Shifting back to digital, the X-T1 did well and I used it on and off throughout the trip. Interestingly, the Fujinon prime 23mm f/1.4 (35mm full frame equivalent) that I brought was never used. I got used to the moderately large and heavy zoom lens and really enjoyed the flexibility that it offered. Touring landscapes and castles requires a wide angle lens and it was nice to have the ability to take it all in using the lens at its widest focal length of 16mm (24mm equivalent on a full frame). Just as well, the ability to zoom to 55mm (85mm on a full frame) was equally as welcoming to get closer or to a subject that was farther away or to exclude (i.e. blur) the background thereby isolating the subject from the background. Although I never took the 23mm prime out of the bag, the Webelos Scout Master of my youth would be proud of my ability to Be Prepared. I am almost convinced that the relatively fast f/2.8 zoom lens is the only lens one needs for basic travel. For the photos that I was making of market wares, people, landscapes, and architecture this one zoom lens easily handled all of it and met my needs. There is a lot to be gained from accepting a strategy of less is more and travelling light with regards to photography gear. One might argue all day long that they need this lens, and that lens regardless of where they travel to, always, but at the end of the day, it’s more to lose, more to get stollen, and more liability to schlep more gear around the globe. With fewer camera bodies and lenses, the photographer has fewer gear choices and quickly learns the camera and lens combination that they have with them. This lack of decisions regarding gear leads to a focus on the only two decisions that really matter. Namely, the decisions boil down to where to stand, and when to press the shutter release button.

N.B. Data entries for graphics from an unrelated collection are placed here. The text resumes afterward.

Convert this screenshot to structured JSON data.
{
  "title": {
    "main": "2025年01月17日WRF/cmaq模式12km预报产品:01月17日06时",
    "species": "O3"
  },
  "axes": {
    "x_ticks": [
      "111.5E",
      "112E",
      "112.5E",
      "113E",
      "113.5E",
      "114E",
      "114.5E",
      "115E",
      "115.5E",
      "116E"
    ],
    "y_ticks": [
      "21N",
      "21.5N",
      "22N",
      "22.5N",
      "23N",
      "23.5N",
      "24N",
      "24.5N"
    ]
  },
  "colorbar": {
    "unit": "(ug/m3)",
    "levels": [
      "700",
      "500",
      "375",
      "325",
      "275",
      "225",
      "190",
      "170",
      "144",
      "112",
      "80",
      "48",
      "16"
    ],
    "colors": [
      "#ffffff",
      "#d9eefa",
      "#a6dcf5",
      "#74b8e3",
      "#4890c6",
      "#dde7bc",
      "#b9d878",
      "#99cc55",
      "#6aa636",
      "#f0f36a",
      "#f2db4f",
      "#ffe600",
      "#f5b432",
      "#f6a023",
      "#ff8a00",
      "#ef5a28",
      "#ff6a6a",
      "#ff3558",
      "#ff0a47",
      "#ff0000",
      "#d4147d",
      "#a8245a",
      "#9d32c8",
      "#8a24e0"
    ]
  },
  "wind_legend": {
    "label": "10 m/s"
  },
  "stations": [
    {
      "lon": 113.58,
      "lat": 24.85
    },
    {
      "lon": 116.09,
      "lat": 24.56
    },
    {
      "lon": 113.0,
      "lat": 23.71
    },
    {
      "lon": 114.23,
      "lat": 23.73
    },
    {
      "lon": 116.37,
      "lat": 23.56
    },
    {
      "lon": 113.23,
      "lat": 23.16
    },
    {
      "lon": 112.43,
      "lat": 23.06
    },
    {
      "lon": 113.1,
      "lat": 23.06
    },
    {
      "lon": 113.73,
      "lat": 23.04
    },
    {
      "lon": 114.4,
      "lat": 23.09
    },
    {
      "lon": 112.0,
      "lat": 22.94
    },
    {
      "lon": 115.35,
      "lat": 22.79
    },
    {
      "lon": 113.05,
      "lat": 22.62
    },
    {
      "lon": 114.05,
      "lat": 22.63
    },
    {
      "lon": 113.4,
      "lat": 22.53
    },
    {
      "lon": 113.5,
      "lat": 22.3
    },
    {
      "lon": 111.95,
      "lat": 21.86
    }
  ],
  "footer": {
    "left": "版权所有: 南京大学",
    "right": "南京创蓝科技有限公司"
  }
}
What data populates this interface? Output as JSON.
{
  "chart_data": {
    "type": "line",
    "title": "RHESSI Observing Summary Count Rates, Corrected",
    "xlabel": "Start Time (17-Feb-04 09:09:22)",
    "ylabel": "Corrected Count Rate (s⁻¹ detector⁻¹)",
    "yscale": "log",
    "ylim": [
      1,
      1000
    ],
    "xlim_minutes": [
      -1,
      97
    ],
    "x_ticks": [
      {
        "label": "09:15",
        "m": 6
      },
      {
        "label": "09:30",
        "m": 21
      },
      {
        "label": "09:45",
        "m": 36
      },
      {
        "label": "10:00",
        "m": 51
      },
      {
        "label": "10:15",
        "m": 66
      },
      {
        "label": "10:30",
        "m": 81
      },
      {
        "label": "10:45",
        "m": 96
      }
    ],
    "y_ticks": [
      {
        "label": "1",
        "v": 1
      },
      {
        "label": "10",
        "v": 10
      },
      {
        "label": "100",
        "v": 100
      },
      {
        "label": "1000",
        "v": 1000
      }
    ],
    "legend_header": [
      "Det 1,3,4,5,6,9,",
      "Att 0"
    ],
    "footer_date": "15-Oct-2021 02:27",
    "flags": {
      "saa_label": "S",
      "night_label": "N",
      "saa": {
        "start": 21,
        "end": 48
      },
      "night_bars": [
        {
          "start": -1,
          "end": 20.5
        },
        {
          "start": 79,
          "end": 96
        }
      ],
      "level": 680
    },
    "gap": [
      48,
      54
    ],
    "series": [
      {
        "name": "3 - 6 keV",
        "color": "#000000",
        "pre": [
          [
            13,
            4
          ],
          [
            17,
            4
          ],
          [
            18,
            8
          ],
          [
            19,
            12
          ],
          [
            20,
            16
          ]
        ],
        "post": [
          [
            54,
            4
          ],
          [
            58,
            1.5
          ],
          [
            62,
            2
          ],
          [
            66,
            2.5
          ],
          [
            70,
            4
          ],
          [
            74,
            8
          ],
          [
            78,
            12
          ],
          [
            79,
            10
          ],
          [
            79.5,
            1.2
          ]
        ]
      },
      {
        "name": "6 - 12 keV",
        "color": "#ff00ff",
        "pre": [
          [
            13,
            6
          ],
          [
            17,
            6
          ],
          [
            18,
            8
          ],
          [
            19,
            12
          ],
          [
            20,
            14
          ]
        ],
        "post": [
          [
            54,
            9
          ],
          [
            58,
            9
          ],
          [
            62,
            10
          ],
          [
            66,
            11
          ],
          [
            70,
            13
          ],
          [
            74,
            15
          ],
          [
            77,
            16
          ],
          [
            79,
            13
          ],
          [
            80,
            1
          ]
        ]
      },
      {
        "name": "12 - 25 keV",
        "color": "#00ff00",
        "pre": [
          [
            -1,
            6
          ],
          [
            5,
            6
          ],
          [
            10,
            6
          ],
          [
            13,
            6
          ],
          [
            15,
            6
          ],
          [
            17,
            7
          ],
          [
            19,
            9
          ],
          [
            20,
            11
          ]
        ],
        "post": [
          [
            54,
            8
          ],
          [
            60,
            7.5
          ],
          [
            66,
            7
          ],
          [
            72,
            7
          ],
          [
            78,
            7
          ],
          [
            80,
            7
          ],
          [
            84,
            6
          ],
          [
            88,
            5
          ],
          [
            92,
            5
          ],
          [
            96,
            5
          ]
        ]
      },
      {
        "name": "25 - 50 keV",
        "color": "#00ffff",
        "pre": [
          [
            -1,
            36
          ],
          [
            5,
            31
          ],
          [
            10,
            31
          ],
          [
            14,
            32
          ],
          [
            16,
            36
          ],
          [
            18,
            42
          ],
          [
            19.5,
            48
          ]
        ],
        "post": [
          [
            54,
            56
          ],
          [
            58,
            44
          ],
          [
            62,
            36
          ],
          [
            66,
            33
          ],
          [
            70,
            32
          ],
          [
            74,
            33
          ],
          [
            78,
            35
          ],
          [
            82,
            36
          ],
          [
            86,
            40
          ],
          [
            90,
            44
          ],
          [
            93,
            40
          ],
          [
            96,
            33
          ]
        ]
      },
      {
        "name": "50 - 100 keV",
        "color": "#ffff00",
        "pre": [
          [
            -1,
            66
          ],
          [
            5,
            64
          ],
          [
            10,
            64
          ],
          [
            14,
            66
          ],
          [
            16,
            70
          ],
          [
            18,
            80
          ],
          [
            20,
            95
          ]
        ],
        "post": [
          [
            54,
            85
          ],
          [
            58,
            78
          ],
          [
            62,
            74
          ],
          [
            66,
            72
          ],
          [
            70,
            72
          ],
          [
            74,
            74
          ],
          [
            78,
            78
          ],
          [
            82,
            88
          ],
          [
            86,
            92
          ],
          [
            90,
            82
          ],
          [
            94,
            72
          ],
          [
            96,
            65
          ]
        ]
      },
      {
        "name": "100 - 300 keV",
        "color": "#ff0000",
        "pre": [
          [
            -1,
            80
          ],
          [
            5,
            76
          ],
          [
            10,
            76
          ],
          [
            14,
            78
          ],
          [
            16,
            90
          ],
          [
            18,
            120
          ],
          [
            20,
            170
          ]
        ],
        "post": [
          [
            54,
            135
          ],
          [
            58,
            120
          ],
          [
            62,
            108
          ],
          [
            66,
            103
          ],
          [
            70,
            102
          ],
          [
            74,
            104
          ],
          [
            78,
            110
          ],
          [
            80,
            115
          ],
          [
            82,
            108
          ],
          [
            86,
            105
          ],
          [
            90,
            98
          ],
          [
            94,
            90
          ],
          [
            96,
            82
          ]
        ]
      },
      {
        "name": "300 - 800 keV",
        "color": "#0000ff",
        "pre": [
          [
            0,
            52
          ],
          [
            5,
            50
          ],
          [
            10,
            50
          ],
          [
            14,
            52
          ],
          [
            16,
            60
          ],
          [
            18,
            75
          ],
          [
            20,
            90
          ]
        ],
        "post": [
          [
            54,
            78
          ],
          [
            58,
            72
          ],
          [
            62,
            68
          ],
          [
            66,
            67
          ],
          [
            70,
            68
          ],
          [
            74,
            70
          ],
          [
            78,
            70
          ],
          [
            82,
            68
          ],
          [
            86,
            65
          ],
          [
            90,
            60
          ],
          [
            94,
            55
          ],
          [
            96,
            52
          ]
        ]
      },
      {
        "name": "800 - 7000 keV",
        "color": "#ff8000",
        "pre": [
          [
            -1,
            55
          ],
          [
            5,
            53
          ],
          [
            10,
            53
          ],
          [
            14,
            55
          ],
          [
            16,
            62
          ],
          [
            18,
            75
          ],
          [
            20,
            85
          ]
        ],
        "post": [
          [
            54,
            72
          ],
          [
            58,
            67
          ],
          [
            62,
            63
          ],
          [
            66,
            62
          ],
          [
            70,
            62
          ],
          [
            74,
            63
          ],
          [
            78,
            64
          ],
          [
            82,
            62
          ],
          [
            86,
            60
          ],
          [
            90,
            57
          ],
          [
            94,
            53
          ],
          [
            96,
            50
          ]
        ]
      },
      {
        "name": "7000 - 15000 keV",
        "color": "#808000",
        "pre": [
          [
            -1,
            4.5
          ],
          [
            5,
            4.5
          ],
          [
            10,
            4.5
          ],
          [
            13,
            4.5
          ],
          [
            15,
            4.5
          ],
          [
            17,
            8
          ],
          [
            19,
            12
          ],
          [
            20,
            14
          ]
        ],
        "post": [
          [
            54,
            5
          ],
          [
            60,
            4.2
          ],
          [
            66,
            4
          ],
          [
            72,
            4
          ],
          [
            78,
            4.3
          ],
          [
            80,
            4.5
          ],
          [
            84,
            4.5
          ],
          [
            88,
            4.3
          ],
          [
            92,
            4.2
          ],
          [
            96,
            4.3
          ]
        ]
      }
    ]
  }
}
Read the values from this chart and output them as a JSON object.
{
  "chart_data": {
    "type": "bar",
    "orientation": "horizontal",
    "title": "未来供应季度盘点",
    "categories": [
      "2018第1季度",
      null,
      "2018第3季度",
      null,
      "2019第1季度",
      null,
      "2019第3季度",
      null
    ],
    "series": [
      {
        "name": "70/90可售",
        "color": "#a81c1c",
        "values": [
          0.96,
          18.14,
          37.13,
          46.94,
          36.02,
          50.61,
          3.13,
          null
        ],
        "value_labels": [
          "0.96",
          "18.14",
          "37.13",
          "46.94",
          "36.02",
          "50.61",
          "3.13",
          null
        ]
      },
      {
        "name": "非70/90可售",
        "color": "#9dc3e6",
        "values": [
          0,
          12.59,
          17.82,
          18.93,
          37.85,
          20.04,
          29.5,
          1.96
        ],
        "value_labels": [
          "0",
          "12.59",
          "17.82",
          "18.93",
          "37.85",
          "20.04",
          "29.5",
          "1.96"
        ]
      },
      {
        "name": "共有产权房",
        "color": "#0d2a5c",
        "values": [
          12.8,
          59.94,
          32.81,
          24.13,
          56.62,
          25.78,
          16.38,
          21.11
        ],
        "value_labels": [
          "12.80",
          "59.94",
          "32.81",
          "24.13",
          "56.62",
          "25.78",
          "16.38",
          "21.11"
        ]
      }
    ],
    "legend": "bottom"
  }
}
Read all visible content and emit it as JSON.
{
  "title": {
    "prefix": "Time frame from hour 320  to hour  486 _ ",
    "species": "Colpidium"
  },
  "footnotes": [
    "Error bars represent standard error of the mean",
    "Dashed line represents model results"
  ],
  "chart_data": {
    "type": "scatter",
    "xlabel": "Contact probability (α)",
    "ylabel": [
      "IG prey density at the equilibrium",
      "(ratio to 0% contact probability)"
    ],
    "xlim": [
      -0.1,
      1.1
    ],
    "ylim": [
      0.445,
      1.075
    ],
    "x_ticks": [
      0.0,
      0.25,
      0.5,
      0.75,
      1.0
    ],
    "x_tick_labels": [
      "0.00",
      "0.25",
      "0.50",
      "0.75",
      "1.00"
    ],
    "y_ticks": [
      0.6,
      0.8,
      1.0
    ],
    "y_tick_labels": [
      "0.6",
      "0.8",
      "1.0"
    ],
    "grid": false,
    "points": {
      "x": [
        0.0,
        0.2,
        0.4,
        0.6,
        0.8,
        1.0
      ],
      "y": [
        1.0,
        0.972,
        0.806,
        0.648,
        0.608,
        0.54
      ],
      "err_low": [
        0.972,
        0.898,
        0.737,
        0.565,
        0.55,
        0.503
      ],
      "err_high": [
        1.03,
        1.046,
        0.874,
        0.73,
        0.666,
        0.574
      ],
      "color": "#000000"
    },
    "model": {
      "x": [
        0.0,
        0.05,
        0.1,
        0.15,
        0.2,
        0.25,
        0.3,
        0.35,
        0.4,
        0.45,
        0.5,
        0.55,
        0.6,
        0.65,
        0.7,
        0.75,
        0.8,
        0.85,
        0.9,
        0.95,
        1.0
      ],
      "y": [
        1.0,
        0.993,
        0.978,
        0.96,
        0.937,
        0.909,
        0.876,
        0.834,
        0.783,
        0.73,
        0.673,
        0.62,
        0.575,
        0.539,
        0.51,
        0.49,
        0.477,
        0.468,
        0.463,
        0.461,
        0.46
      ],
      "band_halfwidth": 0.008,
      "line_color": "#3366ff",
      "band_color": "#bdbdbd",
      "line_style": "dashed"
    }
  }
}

In conclusion, the south of France is outstanding in every way especially in the summer just steer clear of terroristic attacks. I missed the Nice attach by one day
I'm still a bit freaked out by it. The other photo below was shot the day before in the Christian cemmetery above the beach area where the incident occurred.
Viva la France!
Happy travels to you and yours wherever you might be going this summer.
Remember, the light is always right.